The first eigenvector of a distance matrix is nearly constant

TL;DR

This paper proves that the dominant eigenvector of a distance matrix in a metric space is nearly constant, with specific bounds on its entries and inner product with the all-ones vector.

Contribution

It establishes sharp bounds showing the near-constancy of the principal eigenvector of a distance matrix, extending Perron-Frobenius insights to metric space contexts.

Findings

The eigenvector's inner product with the all-ones vector is large.

Each entry of the eigenvector is bounded below by a constant times its norm.

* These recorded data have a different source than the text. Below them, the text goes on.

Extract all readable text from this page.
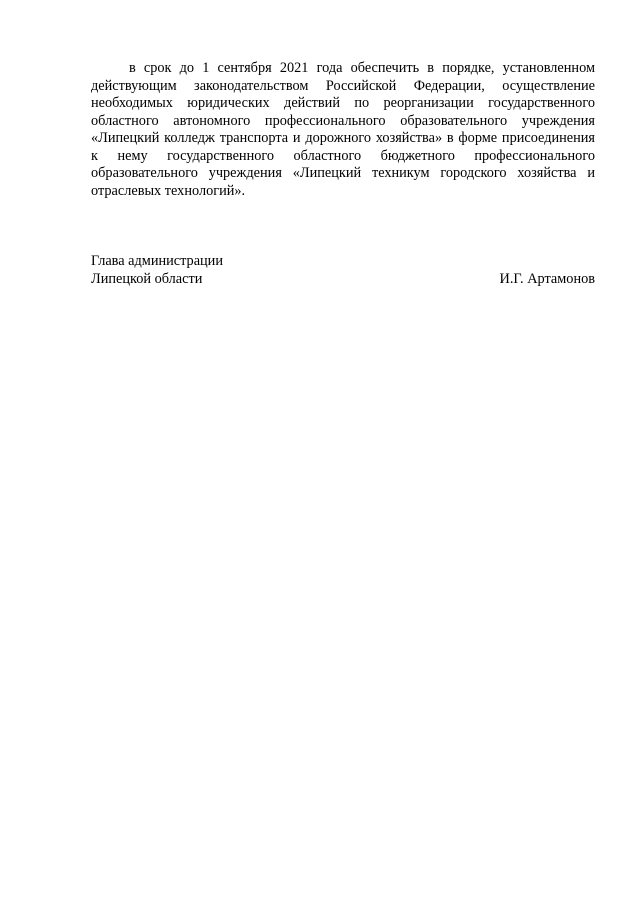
в срок до 1 сентября 2021 года обеспечить в порядке, установленном действующим законодательством Российской Федерации, осуществление необходимых юридических действий по реорганизации государственного областного автономного профессионального образовательного учреждения «Липецкий колледж транспорта и дорожного хозяйства» в форме присоединения к нему государственного областного бюджетного профессионального образовательного учреждения «Липецкий техникум городского хозяйства и отраслевых технологий».

Глава администрации
Липецкой области	И.Г. Артамонов
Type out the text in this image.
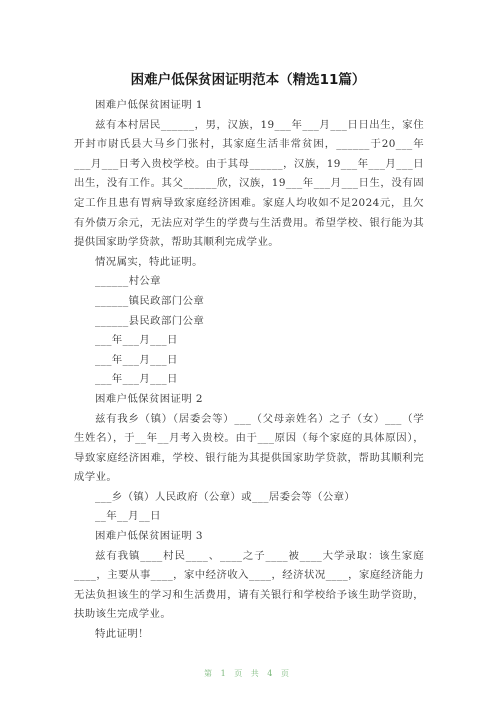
困难户低保贫困证明范本（精选11篇）

困难户低保贫困证明 1

兹有本村居民______，男，汉族，19___年___月___日日出生，家住开封市尉氏县大马乡门张村，其家庭生活非常贫困，______于20___年___月___日考入贵校学校。由于其母______，汉族，19___年___月___日出生，没有工作。其父______欣，汉族，19___年___月___日生，没有固定工作且患有胃病导致家庭经济困难。家庭人均收如不足2024元，且欠有外债万余元，无法应对学生的学费与生活费用。希望学校、银行能为其提供国家助学贷款，帮助其顺利完成学业。

情况属实，特此证明。

______村公章

______镇民政部门公章

______县民政部门公章

___年___月___日

___年___月___日

___年___月___日

困难户低保贫困证明 2

兹有我乡（镇）（居委会等）___（父母亲姓名）之子（女）___（学生姓名），于__年__月考入贵校。由于___原因（每个家庭的具体原因），导致家庭经济困难，学校、银行能为其提供国家助学贷款，帮助其顺利完成学业。

___乡（镇）人民政府（公章）或___居委会等（公章）

__年__月__日

困难户低保贫困证明 3

兹有我镇____村民____、____之子____被____大学录取：该生家庭____，主要从事____，家中经济收入____，经济状况____，家庭经济能力无法负担该生的学习和生活费用，请有关银行和学校给予该生助学资助，扶助该生完成学业。

特此证明！

第 1 页 共 4 页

Both bounds are proven to be sharp.

Abstract

Let $x_1, \dots, x_n$ be points in a metric space and define the distance matrix $D \in \mathbb{R}^{n \times n}$ by ${D}_{ij} = d(x_i, x_j)$. The Perron-Frobenius Theorem implies that there is an eigenvector $v \in \mathbb{R}^n_{}$ with non-negative entries associated to the largest eigenvalue. We prove that this eigenvector is nearly constant in the sense that the inner product with the constant vector $\mathbb{1} \in \mathbb{R}^n$ is large $$ \left\langle v, \mathbb{1} \right\rangle \geq \frac{1}{\sqrt{2}} \cdot \| v\|_{\ell^2} \cdot \|\mathbb{1} \|_{\ell^2}$$ and that each entry satisfies $v_i \geq \|v\|_{\ell^2}/\sqrt{4n}$. Both inequalities are sharp.